Nora Ephron directed some of our all-time favorite romances like Sleepless in Seattle and You've Got Mail, however, this time round she makes her audience fall in love with post-war Paris and the art of French cooking. Ephron tells two parallel stories of Julia Child, a middle-aged American woman in Paris with a passion for French food who is determined to revolutionize French cooking for the "servantless American housewife" in 1961, and Julie Powell, an aspiring food blogger from Brooklyn, attempting 524 recipes over 365 days. Julia Child takes us along on her journey starting all the way from her first day at Le Cordon Bleu to the day she receives a hard copy of her finished cookbook, and as usual, the city of Paris and all its quirks seems to effortlessly shine through the film.  The beauty of the movie is that while it crosses over time frames, it also highlights the stark contrast between modern-day New York and Paris in the late 50s and early 60s. The worlds inhabited by the two women seem poles apart, but it does not take long to soon realize that maybe they are not all that different. 

Midnight in Paris

Image credit: Creative Commons/PAN Photo Agency

Woody Allen's Midnight in Paris allows its audience to view the city through the eyes of the protagonist Gil Anderson, played by Owen Wilson, who is on holiday with his wife Inez, played by Rachel McAdams. Gil, a 'hack' screenwriter from Hollywood harbors the dream of someday writing a novel. Not surprisingly, he finds inspiration all over Paris, both in reality and within a realm of make-believe. One night Gil finds himself lost in the city when, at the stroke of midnight, a Peugeot full of revelers invites him to join their party. Among the members of the group are Scott and Zelda Fitzgerald. This nostalgic writer is soon taken on a journey back into the Jazz age and all its legends. The movie transports one to Paris in the 1920s and gives us a peek into the city when it was home to renowned artists from Pablo Picasso to Gertrude Stein. The beauty of the film is that Allen does not spend a moment trying to explain the absurdity of the events. In fact, I believe it is the city of Paris as the backdrop that makes all the magic in the film seem so believable and effortless. 

Paris Blues

Image credit: Creative Commons/Nathan Hughes Hamilton

Ram Bowen and Eddie Cook are two American jazz musicians thriving in the city of Paris. It is only when they fall for two beautiful American tourists, Lillian Corning and Connie Lampson, do they begin to realize that Paris is a whole lot different when you're in love. The men are eventually faced with the ultimate decision when they have to choose between love and music.
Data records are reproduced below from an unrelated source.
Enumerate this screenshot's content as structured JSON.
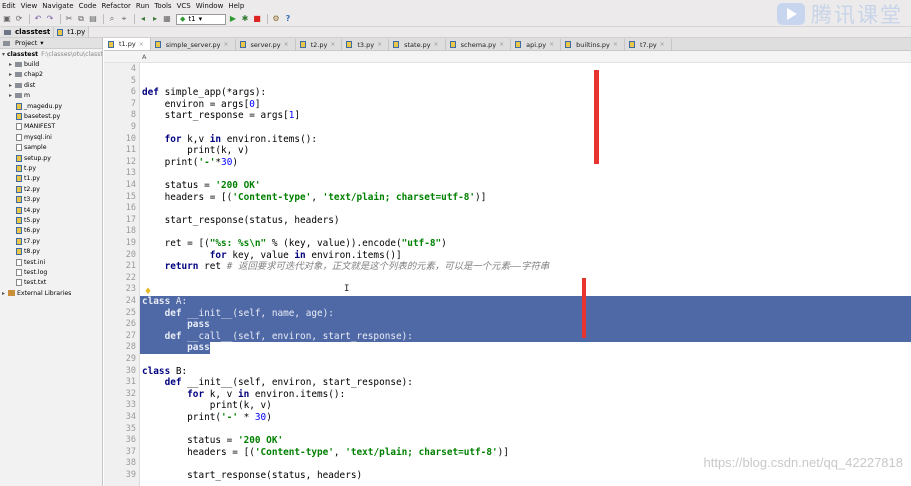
{
  "menu": [
    "Edit",
    "View",
    "Navigate",
    "Code",
    "Refactor",
    "Run",
    "Tools",
    "VCS",
    "Window",
    "Help"
  ],
  "toolbar": {
    "run_config": "t1",
    "icons": [
      "save-icon",
      "sync-icon",
      "undo-icon",
      "redo-icon",
      "cut-icon",
      "copy-icon",
      "paste-icon",
      "find-icon",
      "replace-icon",
      "back-icon",
      "forward-icon",
      "build-icon",
      "run-icon",
      "debug-icon",
      "stop-icon",
      "settings-icon",
      "help-icon"
    ]
  },
  "breadcrumb": [
    "classtest",
    "t1.py"
  ],
  "project": {
    "header": "Project",
    "root": "classtest",
    "root_path": "F:\\classes\\otu\\classt",
    "items": [
      {
        "name": "build",
        "type": "folder",
        "indent": 1,
        "arrow": "▸"
      },
      {
        "name": "chap2",
        "type": "folder",
        "indent": 1,
        "arrow": "▸"
      },
      {
        "name": "dist",
        "type": "folder",
        "indent": 1,
        "arrow": "▸"
      },
      {
        "name": "m",
        "type": "folder",
        "indent": 1,
        "arrow": "▸"
      },
      {
        "name": "_magedu.py",
        "type": "py",
        "indent": 2
      },
      {
        "name": "basetest.py",
        "type": "py",
        "indent": 2
      },
      {
        "name": "MANIFEST",
        "type": "txt",
        "indent": 2
      },
      {
        "name": "mysql.ini",
        "type": "txt",
        "indent": 2
      },
      {
        "name": "sample",
        "type": "txt",
        "indent": 2
      },
      {
        "name": "setup.py",
        "type": "py",
        "indent": 2
      },
      {
        "name": "t.py",
        "type": "py",
        "indent": 2
      },
      {
        "name": "t1.py",
        "type": "py",
        "indent": 2
      },
      {
        "name": "t2.py",
        "type": "py",
        "indent": 2
      },
      {
        "name": "t3.py",
        "type": "py",
        "indent": 2
      },
      {
        "name": "t4.py",
        "type": "py",
        "indent": 2
      },
      {
        "name": "t5.py",
        "type": "py",
        "indent": 2
      },
      {
        "name": "t6.py",
        "type": "py",
        "indent": 2
      },
      {
        "name": "t7.py",
        "type": "py",
        "indent": 2
      },
      {
        "name": "t8.py",
        "type": "py",
        "indent": 2
      },
      {
        "name": "test.ini",
        "type": "txt",
        "indent": 2
      },
      {
        "name": "test.log",
        "type": "txt",
        "indent": 2
      },
      {
        "name": "test.txt",
        "type": "txt",
        "indent": 2
      },
      {
        "name": "External Libraries",
        "type": "lib",
        "indent": 0,
        "arrow": "▸"
      }
    ]
  },
  "tabs": [
    "t1.py",
    "simple_server.py",
    "server.py",
    "t2.py",
    "t3.py",
    "state.py",
    "schema.py",
    "api.py",
    "builtins.py",
    "t7.py"
  ],
  "active_tab": "t1.py",
  "code_crumb": "A",
  "code": [
    {
      "n": "4",
      "t": ""
    },
    {
      "n": "5",
      "t": ""
    },
    {
      "n": "6",
      "t": "def simple_app(*args):"
    },
    {
      "n": "7",
      "t": "    environ = args[0]"
    },
    {
      "n": "8",
      "t": "    start_response = args[1]"
    },
    {
      "n": "9",
      "t": ""
    },
    {
      "n": "10",
      "t": "    for k,v in environ.items():"
    },
    {
      "n": "11",
      "t": "        print(k, v)"
    },
    {
      "n": "12",
      "t": "    print('-'*30)"
    },
    {
      "n": "13",
      "t": ""
    },
    {
      "n": "14",
      "t": "    status = '200 OK'"
    },
    {
      "n": "15",
      "t": "    headers = [('Content-type', 'text/plain; charset=utf-8')]"
    },
    {
      "n": "16",
      "t": ""
    },
    {
      "n": "17",
      "t": "    start_response(status, headers)"
    },
    {
      "n": "18",
      "t": ""
    },
    {
      "n": "19",
      "t": "    ret = [(\"%s: %s\\n\" % (key, value)).encode(\"utf-8\")"
    },
    {
      "n": "20",
      "t": "            for key, value in environ.items()]"
    },
    {
      "n": "21",
      "t": "    return ret # 返回要求可迭代对象，正文就是这个列表的元素，可以是一个元素——字符串"
    },
    {
      "n": "22",
      "t": ""
    },
    {
      "n": "23",
      "t": ""
    },
    {
      "n": "24",
      "t": "class A:"
    },
    {
      "n": "25",
      "t": "    def __init__(self, name, age):"
    },
    {
      "n": "26",
      "t": "        pass"
    },
    {
      "n": "27",
      "t": "    def __call__(self, environ, start_response):"
    },
    {
      "n": "28",
      "t": "        pass"
    },
    {
      "n": "29",
      "t": ""
    },
    {
      "n": "30",
      "t": "class B:"
    },
    {
      "n": "31",
      "t": "    def __init__(self, environ, start_response):"
    },
    {
      "n": "32",
      "t": "        for k, v in environ.items():"
    },
    {
      "n": "33",
      "t": "            print(k, v)"
    },
    {
      "n": "34",
      "t": "        print('-' * 30)"
    },
    {
      "n": "35",
      "t": ""
    },
    {
      "n": "36",
      "t": "        status = '200 OK'"
    },
    {
      "n": "37",
      "t": "        headers = [('Content-type', 'text/plain; charset=utf-8')]"
    },
    {
      "n": "38",
      "t": ""
    },
    {
      "n": "39",
      "t": "        start_response(status, headers)"
    }
  ],
  "selection": {
    "from_line": "24",
    "to_line": "28"
  },
  "watermark": {
    "brand": "腾讯课堂",
    "url": "https://blog.csdn.net/qq_42227818"
  },
  "colors": {
    "selection": "#4f68a6",
    "red_marker": "#e8342e",
    "keyword": "#000080",
    "string": "#008000"
  }
}
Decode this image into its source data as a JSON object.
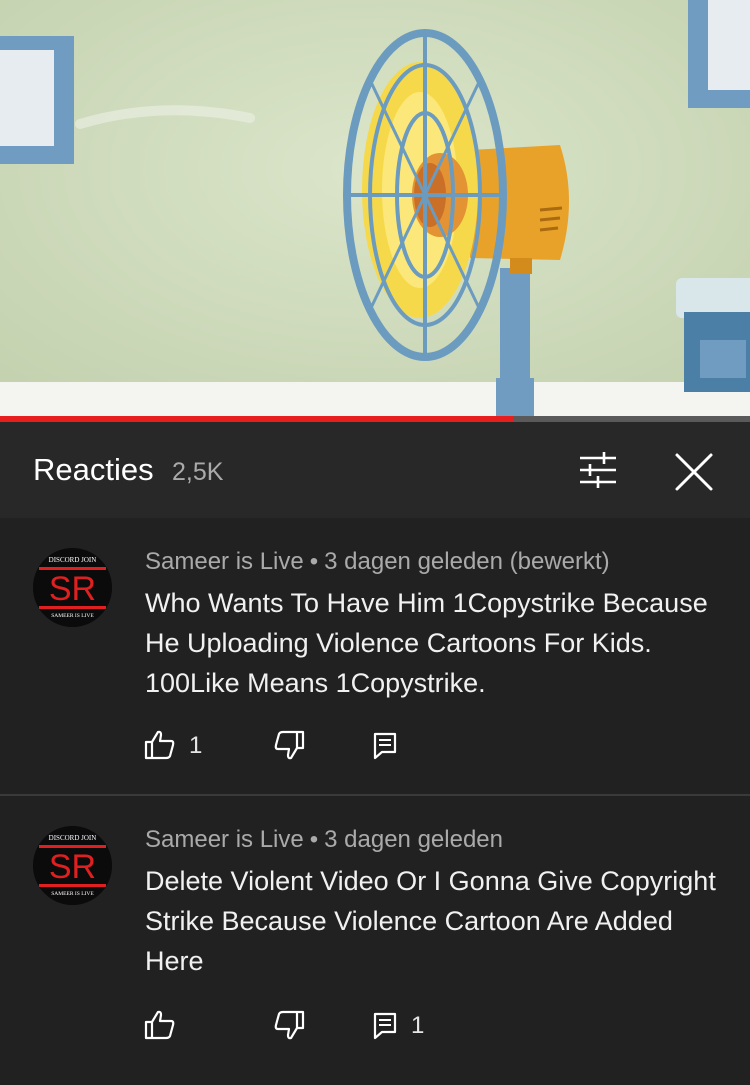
{
  "video": {
    "progress": 0.685
  },
  "header": {
    "title": "Reacties",
    "count": "2,5K"
  },
  "avatar": {
    "top_text": "DISCORD JOIN",
    "initials": "SR",
    "bottom_text": "SAMEER IS LIVE"
  },
  "comments": [
    {
      "author": "Sameer is Live",
      "separator": "•",
      "time": "3 dagen geleden (bewerkt)",
      "text": "Who Wants To Have Him 1Copystrike Because He Uploading Violence Cartoons For Kids. 100Like Means 1Copystrike.",
      "likes": "1",
      "replies": ""
    },
    {
      "author": "Sameer is Live",
      "separator": "•",
      "time": "3 dagen geleden",
      "text": "Delete Violent Video Or I Gonna Give Copyright Strike Because Violence Cartoon Are Added Here",
      "likes": "",
      "replies": "1"
    }
  ],
  "colors": {
    "accent": "#e61e1e",
    "panel": "#212121",
    "header": "#282828"
  },
  "icons": [
    "filter-icon",
    "close-icon",
    "thumbs-up-icon",
    "thumbs-down-icon",
    "reply-icon"
  ]
}
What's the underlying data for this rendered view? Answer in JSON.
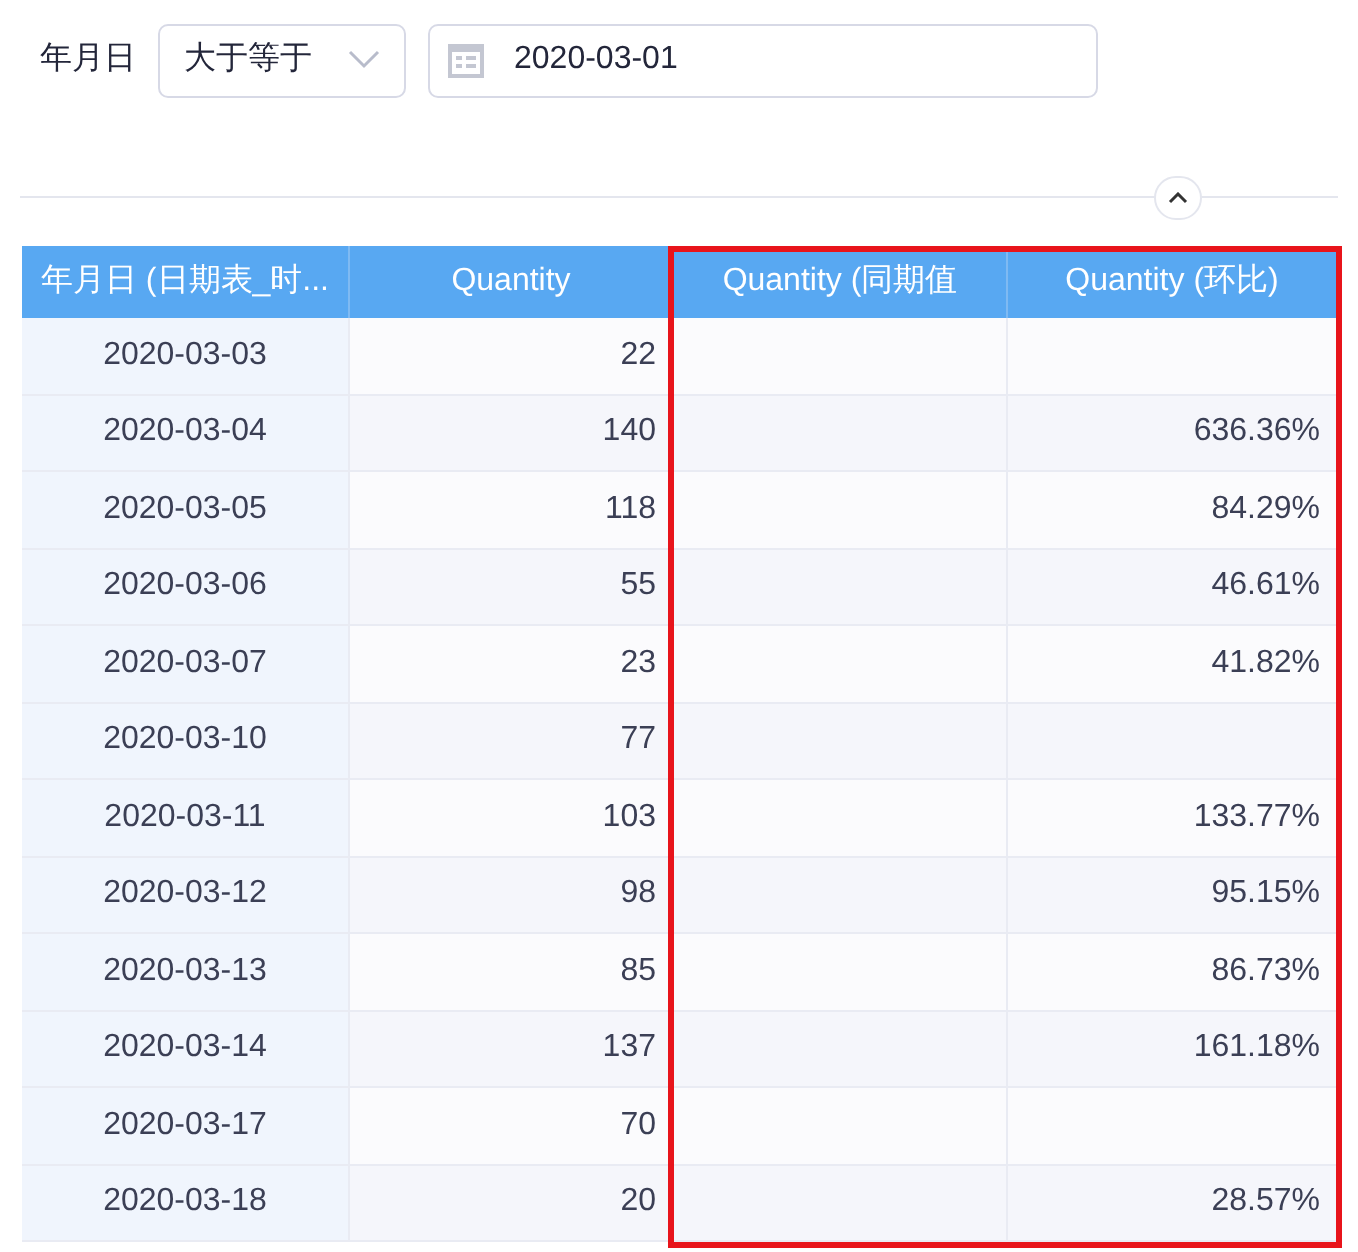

Paris Blues gives the viewer the pleasure of enjoying Paris both for the first time with Lillian and Connie, but also as locals with Ram and Eddie. Midnight strolls hand-in-hand around the city and romantic lunch dates along the Seine with a complete soundtrack by Duke Ellington will leave you dreaming about your own love story in this city of romance and endless possibilities. 


Image credit: Creative Commons/Tiger500

Breathless, or À Bout De Souffle, by Jean Luc Goddard, is a cult film from the French New Wave in the 60s. In this classic, we see a small time thief played by Jean-Paul Belmondo stealing a car and then meeting up with a young American journalist played by Jean Seberg. He even tries to convince Seberg to run away with him when he realizes that the cops are after him.  The real beauty of the film is the way it has been shot with on-location shooting. A unique element of the French New Wave was that directors chose to film live, and in the actual setting of the event, that is exactly what Goddard has done. While we see the two main characters, we also get to experience everyday people, traffic, and vendors going about their lives in the background of Paris in 1960. 

These films are sure to evoke the romantic sense of Paris, so take some time to relax and watch these masterpieces over your break!